Towards a Better Preclinical Assessment of Vaccines and Adjuvants

This is the first reported in vitro model that supports formation of human LFs with functional germinal centers similar to those found in secondary lymphoid organs in vivo using cells isolated from peripheral blood. Within the LF-Chip, B and T cells support plasma cell differentiation and antibody secretion while spontaneously forming LFs that express the correct cytokines and chemokines. These Organ-Chip microphysiological systems are also patient-specific and can recapitulate donor variability in response to vaccination. 

Previous attempts at recreating cell culture models of the lymph node for preclinical vaccine testing are not as useful for modeling the human adaptive immune response. These experimental models do not result in the appropriate biomarkers, de novo lymphoid follicle formation, or survival of plasma cells. In addition to ethical concerns and shortages of non-human primates due to the current COVID-19 pandemic, animal models do not usually replicate an intact human immune response.
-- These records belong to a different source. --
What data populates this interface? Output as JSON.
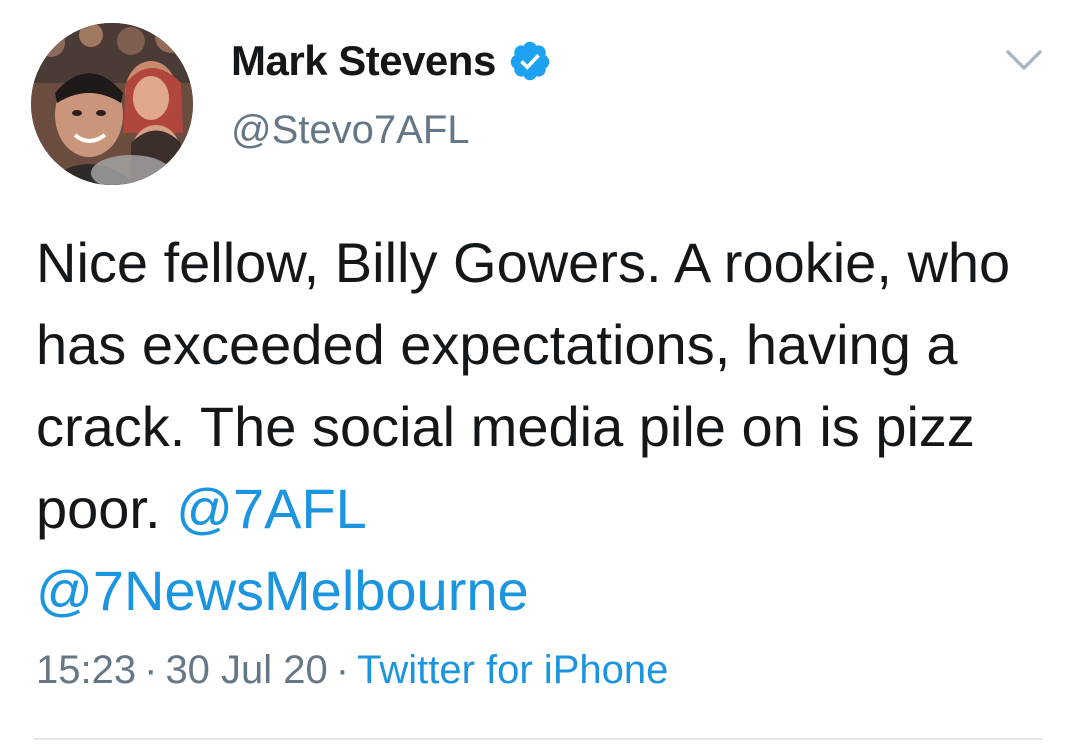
{
  "user": {
    "display_name": "Mark Stevens",
    "handle": "@Stevo7AFL",
    "verified": true,
    "avatar_icon": "profile-photo"
  },
  "tweet": {
    "text": "Nice fellow, Billy Gowers. A rookie, who has exceeded expectations, having a crack. The social media pile on is pizz poor. ",
    "mention_1": "@7AFL",
    "mention_2": "@7NewsMelbourne",
    "time": "15:23",
    "date": "30 Jul 20",
    "separator": "·",
    "source": "Twitter for iPhone"
  },
  "colors": {
    "link": "#1b95e0",
    "secondary_text": "#657786",
    "verified_badge": "#1da1f2",
    "divider": "#e1e8ed"
  },
  "icons": {
    "verified": "verified-badge-icon",
    "menu": "chevron-down-icon"
  }
}
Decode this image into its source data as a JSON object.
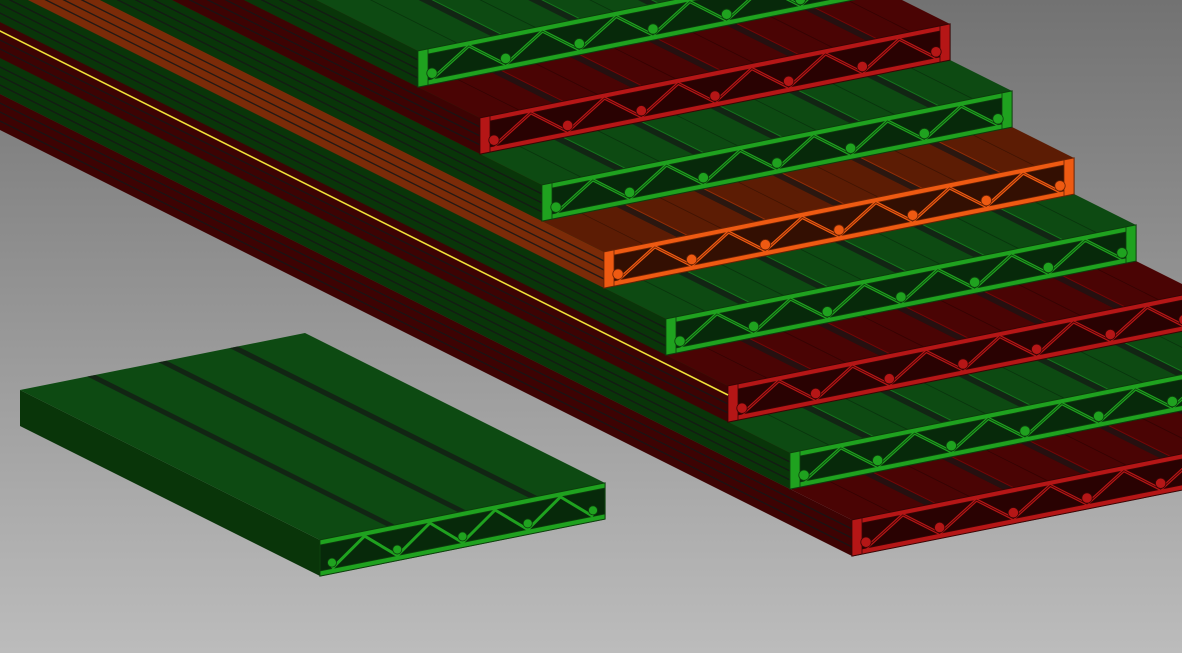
{
  "viewport": {
    "background_top": "#727272",
    "background_bottom": "#bcbcbc"
  },
  "colors": {
    "green_face": "#1fa21f",
    "green_edge": "#0d3f0d",
    "green_top": "#0d4a12",
    "green_side": "#093509",
    "red_face": "#b51616",
    "red_edge": "#3a0505",
    "red_top": "#4a0404",
    "red_side": "#3d0303",
    "orange_face": "#ee5a12",
    "orange_edge": "#6a2305",
    "orange_top": "#5c1c04",
    "orange_side": "#7b2b08",
    "selection_edge": "#f2e23a",
    "gap": "#161616"
  },
  "stack": {
    "profiles": [
      {
        "color": "green"
      },
      {
        "color": "red"
      },
      {
        "color": "green"
      },
      {
        "color": "orange"
      },
      {
        "color": "green"
      },
      {
        "color": "red"
      },
      {
        "color": "green"
      },
      {
        "color": "red"
      }
    ]
  },
  "loose_part": {
    "color": "green",
    "state": "detached"
  },
  "selection": {
    "state": "highlighted edge",
    "color": "#f2e23a"
  }
}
Taken together, these findings suggest that the LF-Chip may be a useful human-relevant tool for assessing the efficacy and safety of vaccines and adjuvants in a patient-specific manner. 
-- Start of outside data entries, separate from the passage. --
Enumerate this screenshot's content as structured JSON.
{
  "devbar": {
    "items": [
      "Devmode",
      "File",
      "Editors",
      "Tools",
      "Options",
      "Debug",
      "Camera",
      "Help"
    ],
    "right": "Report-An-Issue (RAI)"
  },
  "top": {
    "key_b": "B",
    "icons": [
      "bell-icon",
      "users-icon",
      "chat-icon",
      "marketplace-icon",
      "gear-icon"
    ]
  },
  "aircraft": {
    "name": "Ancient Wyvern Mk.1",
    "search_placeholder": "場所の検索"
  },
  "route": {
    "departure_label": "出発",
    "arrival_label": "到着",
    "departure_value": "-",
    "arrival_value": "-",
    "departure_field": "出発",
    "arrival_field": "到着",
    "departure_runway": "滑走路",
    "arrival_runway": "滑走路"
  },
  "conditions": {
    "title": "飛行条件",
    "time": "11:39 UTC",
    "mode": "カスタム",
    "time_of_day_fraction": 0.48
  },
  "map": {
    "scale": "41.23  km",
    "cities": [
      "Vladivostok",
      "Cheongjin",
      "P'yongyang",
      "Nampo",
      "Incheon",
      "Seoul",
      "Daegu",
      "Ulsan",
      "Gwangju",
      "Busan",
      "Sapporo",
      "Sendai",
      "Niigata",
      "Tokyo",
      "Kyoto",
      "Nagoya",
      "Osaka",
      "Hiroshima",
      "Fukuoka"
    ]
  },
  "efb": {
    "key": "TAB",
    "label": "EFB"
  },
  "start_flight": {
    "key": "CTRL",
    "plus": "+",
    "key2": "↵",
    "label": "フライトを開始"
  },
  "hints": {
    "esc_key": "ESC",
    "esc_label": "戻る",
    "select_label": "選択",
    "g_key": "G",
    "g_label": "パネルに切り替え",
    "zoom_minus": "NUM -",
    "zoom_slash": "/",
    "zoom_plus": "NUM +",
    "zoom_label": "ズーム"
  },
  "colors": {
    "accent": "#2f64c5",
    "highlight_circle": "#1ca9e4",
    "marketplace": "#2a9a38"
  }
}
Future Uses for the LF-Chip 

Using primary human blood cells collected non-invasively, the LF-Chip can also be used to study the basic biology of immune organ formation as well as antigen-induced immunological responses. Specifically, results obtained in this study suggest that the presence of dynamic fluid flow promotes LF formation and reduces autoactivation of B cells, possibly facilitated by the ECM to promote proper cell interactions. Future work with the chip could explore how mechanical forces work to support organ formation at the cellular level. The LF-Chip may also be used to understand control of genes encoding cytokines and chemokines that govern the microenvironment critical for formation of germinal centers and immune cell activation. Using high-resolution imaging, many of the cellular and molecular processes occurring in the LF-Chip can be observed over time, enabling valuable longitudinal studies of human immune responses.